Hi all. I am having Calculus 1 this year. We are using a book called Thomas Calculus.
I think its a lot of fun, but I have to work very much since there is basic stuff like trigonometry that I know really bad. Since I work so much with math I thought it could be fun and helpful to talk with other math people in here:-)

To the question:

∫ (5x)/(3x^2+5) dx

∫ (1/(3x^2+5)) * 5x

Integration by parts give.

(5x) ln(3x^2+5) - 5 ∫ ln (3x^2+5)dx

Not sure have to calculate the last integral. Not sure about anything here really..

2. Nov 2, 2012

### hedipaldi

compute by substitution:u=3x^2+5

3. Nov 3, 2012

A new question: With u=3x^2+5 the answer is 5/6*log(3*x^2+5), buit using symbolics in matlab the answer is 5/6*log(x^2+5/3) and that's using u=x^2+5/3. Why are there different answers?
As 5/6*log(3*x^2+5) = 5/6*log(x^2+5/3)/log(3) <> 5/6*log(x^2+5/3)

4. Nov 3, 2012

### SammyS

Staff Emeritus
The two answers differ only by a constant. Remember the constant of integration?
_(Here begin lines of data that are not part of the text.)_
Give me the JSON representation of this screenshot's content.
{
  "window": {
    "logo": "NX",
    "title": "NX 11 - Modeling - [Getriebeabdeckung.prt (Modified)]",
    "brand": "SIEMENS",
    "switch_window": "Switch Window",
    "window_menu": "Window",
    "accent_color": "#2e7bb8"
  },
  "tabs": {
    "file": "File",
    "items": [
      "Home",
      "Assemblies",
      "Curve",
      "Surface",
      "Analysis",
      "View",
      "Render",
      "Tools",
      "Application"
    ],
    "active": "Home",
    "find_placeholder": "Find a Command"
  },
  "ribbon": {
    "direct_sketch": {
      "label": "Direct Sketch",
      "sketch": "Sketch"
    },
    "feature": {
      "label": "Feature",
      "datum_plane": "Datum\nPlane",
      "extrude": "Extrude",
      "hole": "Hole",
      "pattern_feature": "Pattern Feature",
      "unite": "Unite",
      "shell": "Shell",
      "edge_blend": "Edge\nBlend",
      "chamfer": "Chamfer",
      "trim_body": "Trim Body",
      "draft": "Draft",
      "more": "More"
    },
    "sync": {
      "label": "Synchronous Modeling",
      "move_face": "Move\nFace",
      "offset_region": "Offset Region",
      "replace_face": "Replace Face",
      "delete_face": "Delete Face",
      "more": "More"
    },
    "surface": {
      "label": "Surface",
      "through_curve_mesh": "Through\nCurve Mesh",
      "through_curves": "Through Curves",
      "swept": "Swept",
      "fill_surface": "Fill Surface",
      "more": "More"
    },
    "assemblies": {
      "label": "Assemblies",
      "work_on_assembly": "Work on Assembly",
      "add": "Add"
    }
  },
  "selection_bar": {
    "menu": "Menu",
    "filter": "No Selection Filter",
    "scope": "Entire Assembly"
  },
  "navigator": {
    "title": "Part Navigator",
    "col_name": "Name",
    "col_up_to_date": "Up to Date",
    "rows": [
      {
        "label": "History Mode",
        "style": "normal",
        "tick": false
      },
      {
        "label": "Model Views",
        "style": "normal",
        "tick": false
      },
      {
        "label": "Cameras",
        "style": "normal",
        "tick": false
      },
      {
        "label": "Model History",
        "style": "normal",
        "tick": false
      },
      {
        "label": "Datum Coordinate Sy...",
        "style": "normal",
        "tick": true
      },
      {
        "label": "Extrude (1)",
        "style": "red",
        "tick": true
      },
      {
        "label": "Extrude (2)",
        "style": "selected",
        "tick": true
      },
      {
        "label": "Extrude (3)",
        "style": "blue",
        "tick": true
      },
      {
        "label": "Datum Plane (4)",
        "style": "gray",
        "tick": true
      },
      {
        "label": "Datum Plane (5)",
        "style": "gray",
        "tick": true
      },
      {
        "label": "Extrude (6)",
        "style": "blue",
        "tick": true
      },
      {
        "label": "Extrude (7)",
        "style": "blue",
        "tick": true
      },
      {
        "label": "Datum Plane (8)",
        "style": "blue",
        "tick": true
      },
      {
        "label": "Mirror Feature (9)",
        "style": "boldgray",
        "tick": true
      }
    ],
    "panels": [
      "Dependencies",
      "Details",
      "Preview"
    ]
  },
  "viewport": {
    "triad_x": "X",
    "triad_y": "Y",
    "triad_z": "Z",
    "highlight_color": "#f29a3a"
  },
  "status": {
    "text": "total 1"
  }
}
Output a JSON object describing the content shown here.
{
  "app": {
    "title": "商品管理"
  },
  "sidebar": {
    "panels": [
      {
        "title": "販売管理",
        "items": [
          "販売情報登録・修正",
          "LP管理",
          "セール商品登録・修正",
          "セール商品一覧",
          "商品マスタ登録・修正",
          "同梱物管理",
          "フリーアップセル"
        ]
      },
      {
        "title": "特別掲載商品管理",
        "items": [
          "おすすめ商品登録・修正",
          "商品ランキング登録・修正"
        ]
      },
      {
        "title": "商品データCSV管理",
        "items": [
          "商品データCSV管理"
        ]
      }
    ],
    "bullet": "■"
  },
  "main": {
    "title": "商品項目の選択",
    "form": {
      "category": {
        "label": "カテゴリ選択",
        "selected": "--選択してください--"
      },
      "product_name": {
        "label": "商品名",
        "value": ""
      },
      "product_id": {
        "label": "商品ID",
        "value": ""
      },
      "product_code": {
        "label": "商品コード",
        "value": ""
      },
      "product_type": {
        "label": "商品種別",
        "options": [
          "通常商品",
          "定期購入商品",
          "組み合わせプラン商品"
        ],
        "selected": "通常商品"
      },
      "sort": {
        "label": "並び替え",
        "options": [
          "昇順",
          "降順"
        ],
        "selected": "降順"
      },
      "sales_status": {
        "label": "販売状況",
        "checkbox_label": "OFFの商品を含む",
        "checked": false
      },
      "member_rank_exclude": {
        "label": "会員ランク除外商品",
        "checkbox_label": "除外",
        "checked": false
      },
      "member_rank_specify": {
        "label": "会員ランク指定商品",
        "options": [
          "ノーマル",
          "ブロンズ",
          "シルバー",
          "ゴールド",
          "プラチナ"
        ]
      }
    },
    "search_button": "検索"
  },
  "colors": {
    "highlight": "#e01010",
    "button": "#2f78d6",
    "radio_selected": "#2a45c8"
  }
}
$\displaystyle \frac{5}{6}\log(3x^2+5)=\frac{5}{6}\log\left(3 \left(x^2+\frac{5}{3}\right)\right)$
$\displaystyle =\frac{5}{6}\log(3)+\frac{5}{6}\log\left(x^2+\frac{5}{3}\right)$​

5. Nov 3, 2012

### beaf123

Yes of course. I should have thought of that.
Would you get the same answer using integration by parts?

If the exercise looked like this instead:

∫ (5x)/(3x^2+4x+5) dx

then you have to use integration by parts?

6. Nov 3, 2012

### tiny-tim

welcome to pf!

hi beaf123! welcome to pf!

(try using the X2 button just above the Reply box )
integrating by parts, your u would be the whole thing, and your v would be 1

(your line starting "(5x) ln(3x^2+5) …" was wrong)
no, write the integrand A(6x+4)/(3x2+4x+5) + B/(3x2+4x+5), and do two different substitutions

7. Nov 6, 2012

Thank you:)